Fu una sciocchezza, ma volevo un figlio con tutta me stessa e non sembravo in grado di concepire. Quando andai da lei, il sole rosso e cocente aveva lasciato il posto a una tipica serata afosa di Mandalay. La donna, vestita di raso e seta e con un trucco molto pesante, danzò per me e per le altre donne, quasi in trance. Bevve una birra, e ciascuna di noi appuntò delle banconote sulle maniche del suo costume scintillante. A quanto pareva, gli spiriti adoravano fare baldoria. Una volta finito lo spettacolo, disse che gli spiriti avevano parlato, anche se non ci rivelò cosa le avessero detto. Spiego al dottore che la gente del posto amava i medium. Che credevano ciecamente al fatto che un Nat Gadaw, perché era così che li chiamavano, potesse mettersi in contatto con gli spiriti, e pensavano che questi avessero il potere di far avverare i desideri.
Douglas fu inamovibile. È un uomo molto razionale e rimase sconcertato quando scoprì che avevo ceduto a una delle loro superstizioni oscurantiste.
«E ha funzionato? L’intervento della spiritista?», mi domanda il dottor Gilbert.
Confermo con un cenno del capo. Invece di darmi per vinta, avevo preso in mano la situazione. Dopo mi ero sentita diversa. Speranzosa. Arrivò un nuovo giorno, il sole splendeva, e poco tempo dopo rimasi incinta di Elvira.
«E suo marito la perdonò?»
«A parte un’altra occasione, non ne parlammo più».
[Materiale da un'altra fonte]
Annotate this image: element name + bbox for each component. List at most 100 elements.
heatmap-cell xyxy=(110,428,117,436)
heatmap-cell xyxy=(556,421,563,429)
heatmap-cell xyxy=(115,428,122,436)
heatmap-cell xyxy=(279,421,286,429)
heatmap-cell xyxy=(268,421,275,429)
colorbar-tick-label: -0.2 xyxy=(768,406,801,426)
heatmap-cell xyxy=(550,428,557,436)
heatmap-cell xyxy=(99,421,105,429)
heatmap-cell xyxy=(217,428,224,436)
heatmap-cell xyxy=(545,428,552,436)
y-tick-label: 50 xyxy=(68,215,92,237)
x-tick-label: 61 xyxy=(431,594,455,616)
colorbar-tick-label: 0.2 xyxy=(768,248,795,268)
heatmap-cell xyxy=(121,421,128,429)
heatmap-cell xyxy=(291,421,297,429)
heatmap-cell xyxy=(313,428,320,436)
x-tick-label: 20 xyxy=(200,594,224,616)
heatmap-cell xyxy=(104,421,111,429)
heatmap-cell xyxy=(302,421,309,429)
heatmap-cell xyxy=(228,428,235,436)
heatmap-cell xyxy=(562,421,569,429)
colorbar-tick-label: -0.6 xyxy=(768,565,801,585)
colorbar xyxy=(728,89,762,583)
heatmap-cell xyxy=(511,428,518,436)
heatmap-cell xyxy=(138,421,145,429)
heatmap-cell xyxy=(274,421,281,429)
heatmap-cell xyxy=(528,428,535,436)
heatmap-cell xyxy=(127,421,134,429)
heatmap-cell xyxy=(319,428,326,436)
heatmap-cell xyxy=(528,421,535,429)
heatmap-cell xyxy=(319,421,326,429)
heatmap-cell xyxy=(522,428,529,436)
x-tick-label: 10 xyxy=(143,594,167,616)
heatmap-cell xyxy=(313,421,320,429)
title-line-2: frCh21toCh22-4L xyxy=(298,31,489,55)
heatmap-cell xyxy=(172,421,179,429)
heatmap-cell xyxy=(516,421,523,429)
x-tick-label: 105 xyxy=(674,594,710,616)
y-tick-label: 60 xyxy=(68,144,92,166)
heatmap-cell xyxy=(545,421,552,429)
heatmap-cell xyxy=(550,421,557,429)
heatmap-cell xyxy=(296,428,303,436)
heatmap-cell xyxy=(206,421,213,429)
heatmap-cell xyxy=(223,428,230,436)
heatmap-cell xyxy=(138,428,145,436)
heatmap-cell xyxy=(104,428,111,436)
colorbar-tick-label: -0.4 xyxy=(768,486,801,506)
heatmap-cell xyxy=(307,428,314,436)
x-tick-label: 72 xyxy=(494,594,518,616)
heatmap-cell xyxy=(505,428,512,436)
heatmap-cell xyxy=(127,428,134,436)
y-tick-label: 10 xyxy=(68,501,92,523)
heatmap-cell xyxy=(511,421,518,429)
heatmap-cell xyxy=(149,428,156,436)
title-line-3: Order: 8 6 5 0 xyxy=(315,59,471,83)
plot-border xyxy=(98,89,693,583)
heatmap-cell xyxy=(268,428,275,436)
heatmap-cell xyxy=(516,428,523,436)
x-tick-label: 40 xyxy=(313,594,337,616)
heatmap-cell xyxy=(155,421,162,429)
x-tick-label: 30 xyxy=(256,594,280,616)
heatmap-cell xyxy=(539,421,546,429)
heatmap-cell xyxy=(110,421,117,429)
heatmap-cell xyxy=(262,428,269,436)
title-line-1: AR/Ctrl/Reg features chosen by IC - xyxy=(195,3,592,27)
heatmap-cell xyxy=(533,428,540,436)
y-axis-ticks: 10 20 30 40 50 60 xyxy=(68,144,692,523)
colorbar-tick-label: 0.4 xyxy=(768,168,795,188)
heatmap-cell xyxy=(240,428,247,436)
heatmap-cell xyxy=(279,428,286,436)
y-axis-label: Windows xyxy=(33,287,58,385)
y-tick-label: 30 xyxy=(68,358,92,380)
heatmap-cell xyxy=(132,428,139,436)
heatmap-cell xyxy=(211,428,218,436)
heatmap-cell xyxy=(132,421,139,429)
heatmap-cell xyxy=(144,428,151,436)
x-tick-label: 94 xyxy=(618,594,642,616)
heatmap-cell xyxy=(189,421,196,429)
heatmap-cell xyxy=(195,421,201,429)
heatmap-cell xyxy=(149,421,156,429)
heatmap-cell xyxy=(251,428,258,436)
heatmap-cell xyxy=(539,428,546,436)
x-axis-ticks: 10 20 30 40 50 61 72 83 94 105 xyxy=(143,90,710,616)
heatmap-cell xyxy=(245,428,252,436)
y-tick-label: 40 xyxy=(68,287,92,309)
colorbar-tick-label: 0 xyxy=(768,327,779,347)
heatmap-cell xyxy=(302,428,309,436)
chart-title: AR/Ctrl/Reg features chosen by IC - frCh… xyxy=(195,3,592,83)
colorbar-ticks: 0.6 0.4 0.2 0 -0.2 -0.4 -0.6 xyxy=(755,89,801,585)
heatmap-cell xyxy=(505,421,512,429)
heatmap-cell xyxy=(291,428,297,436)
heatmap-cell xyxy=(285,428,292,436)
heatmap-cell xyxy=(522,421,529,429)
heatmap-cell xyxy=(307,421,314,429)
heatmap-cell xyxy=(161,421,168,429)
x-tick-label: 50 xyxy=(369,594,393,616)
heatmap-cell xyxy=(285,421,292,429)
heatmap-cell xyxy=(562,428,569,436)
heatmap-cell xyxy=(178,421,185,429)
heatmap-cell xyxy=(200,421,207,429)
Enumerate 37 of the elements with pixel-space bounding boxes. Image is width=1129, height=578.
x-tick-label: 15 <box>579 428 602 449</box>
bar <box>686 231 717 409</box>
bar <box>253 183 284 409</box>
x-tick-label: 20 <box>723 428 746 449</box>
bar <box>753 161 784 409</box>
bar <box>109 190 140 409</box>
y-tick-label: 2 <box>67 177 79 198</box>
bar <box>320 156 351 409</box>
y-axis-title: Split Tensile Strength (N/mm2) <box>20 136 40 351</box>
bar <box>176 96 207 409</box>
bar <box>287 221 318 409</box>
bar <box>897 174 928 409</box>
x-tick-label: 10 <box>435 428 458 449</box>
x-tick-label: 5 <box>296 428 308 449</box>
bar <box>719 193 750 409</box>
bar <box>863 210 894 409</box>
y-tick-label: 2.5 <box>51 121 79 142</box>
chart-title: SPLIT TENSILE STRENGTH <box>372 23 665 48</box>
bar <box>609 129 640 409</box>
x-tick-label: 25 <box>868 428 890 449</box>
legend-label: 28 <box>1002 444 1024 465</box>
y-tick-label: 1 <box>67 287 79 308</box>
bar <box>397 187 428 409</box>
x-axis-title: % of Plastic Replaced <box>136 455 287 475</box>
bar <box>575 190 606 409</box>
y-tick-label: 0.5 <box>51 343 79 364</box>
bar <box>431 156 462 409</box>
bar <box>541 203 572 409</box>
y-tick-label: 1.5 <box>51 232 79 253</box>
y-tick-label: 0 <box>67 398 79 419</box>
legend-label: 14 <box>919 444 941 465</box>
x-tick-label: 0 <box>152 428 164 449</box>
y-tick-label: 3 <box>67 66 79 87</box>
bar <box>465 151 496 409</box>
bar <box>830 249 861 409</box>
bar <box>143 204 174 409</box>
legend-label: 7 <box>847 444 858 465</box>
«Ed è una cosa che la turba ancora?».
Cala un lungo attimo di inquietante silenzio.
«L’unica volta che ne riparlammo, Douglas diede la colpa alla Nat Gadaw per le voci che avevo cominciato a sentire».
Mi è difficile aggiungere altro.
«Un uomo razionale, ha detto?». Il dottor Gilbert mi sorride, oh, così dolcemente.
«Sì. Strano, vero? Disse che me l’ero andata a cercare dilettandomi con pratiche tanto superstiziose e pericolose».